Caramel meets Toto and identifies himself as both Prince Caramel and Barberini. Toto asks, "Didn't I marry you or something?" She apologises and sings that she will always love him. She then sings the second verse to Doro without realising that he's a different person. After some confusion, Toto decides that Doro is her real husband and tells Caramel that he is only a dream. Caramel proposes to Jelly. The princess admits that she has been mistaken. Her father appears. Toto agrees to marry Doro (again) and places herself in his hands.

==Musical numbers==
N.B. There is no particular significance to why some songs are numbered "9a", "10a" and so on, except 1a (reprise of 1). It probably just indicates that additional songs were added after composing had begun and the scores were never renumbered to reflect it. It does not, for instance, indicate that the songs run into each other.

- Act I
- Prelude
- 1. "This is a court in which you'll find" (Chorus)
- 1a. Exit music for Chorus: Reprise of "This is a court in which you'll find"
- 2. "Oh bride of mine" (Doro)
- 3. "Of our opinion to impart" (Chorus of Bridesmaids and Princess Toto)
- 4. "Like an arrow from its quiver" (Princess Toto)
- 5. "Come let us hasten, love, to make us one" ... "We cannot wait" (Doro, Toto, Jelly, Zapeter and King)
- 6. March: "With princely state" (Caramel, Floss, and Jacquier)
- 7. "My hand upon it – 'tis agreed" (Caramel, Floss, Jacquier, and Zapeter)
- 8. Vocal Waltz: "Banish sorrow till tomorrow" (Toto, Doro and Chorus)
- 9. "Oh tell me now, by plighted vow" (Doro and Toto)
- 9a. Finale, Act I: "A hat and a bright little feather" (Ensemble)
- Entr'acte

- Act II
- 10. "Cheer up, old man" (Jacquier and Chorus)
- 10a. "We are nobles all, though in brigands' disguise" (Chorus)
- 11. "I have two worlds – I live two lives" (Toto)
- 12. "At last I shall marry my own" (Toto, Caramel, Jelly, Floss, and Chorus)
- 13. "There are brigands in every station" (Doro)
- 14. "So take my hand, it is agreed" (Toto, Doro, and Caramel)
- 15. "My own, own love, my gentle wife" (Doro and Toto)
- 16. Entrance of 'Red Indians': "With skip and hop" (King, Zapeter, and Jamilek)
- 17. Finale, Act II: "Away, away to Indian isles" (Ensemble)

- Act III
- Prelude
- 18. "Bang the merry tom-tom, sing the merry song" (Folette, Zapeter, Jamilek, and Chorus)
- 18a: Cut Song: "The King of the Pigs was a good piggee" (Toto and Chorus)
- 19. Barcarolle: "When you're afloat in an open boat" (Jelly, with Doro, Caramel, Jacquier, and Floss)
- 20. "I'm a simple little maid" (Toto)
- 21. Finale, Act III: "So pardon, pray, you may depend" ... "At last I shall marry my own" (Toto, Doro, and Ensemble)

==Critical response==
When the pre-London tour reached Edinburgh The Scotsman's critic commented that if every comic opera had the benefit of a libretto by Gilbert the genre would be even more popular than it already was. Clay's music was thought "light, tuneful and thoroughly congenial", though not of any great originality, and showing some indebtedness to Offenbach. When the piece opened in the West End, The Globe judged it an "unequivocal success", praised the libretto ("sparkles with wit") and found Clay's music "unambitious" but "flowing and pleasant" and at its best in the vocal solos. The Illustrated Sporting and Dramatic News thought the libretto exceptional: "Not only are the incidents laughter-provoking, but the dialogue is full of unexpected sallies of wit and humour which provoke irrepressible laughter". The paper observed that although Clay's music "cannot claim high rank, it ripples pleasantly along."
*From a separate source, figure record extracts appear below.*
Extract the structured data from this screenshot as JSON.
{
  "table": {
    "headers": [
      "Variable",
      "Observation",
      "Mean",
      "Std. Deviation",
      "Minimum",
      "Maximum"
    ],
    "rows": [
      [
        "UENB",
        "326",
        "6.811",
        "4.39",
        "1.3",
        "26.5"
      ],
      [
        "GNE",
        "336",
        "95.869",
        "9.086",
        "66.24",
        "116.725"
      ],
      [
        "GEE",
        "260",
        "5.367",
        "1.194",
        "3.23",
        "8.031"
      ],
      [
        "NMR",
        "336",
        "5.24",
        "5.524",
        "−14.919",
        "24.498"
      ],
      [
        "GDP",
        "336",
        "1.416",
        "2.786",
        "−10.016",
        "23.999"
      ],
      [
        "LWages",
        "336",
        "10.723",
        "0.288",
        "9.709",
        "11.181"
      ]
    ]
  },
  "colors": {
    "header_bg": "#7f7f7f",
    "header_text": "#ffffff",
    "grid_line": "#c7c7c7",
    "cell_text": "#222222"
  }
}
When the piece opened in New York in 1880 The Era's correspondent wrote that although inevitable comparisons between the music of Princess Toto and that of H.M.S. Pinafore were not to the advantage of the former, there were some "pleasing numbers and characteristic music". Gilbert's libretto was highly praised, and the reviewer thought him capable of "confer[ring] upon the British and American Drama a lasting and inestimable benefit".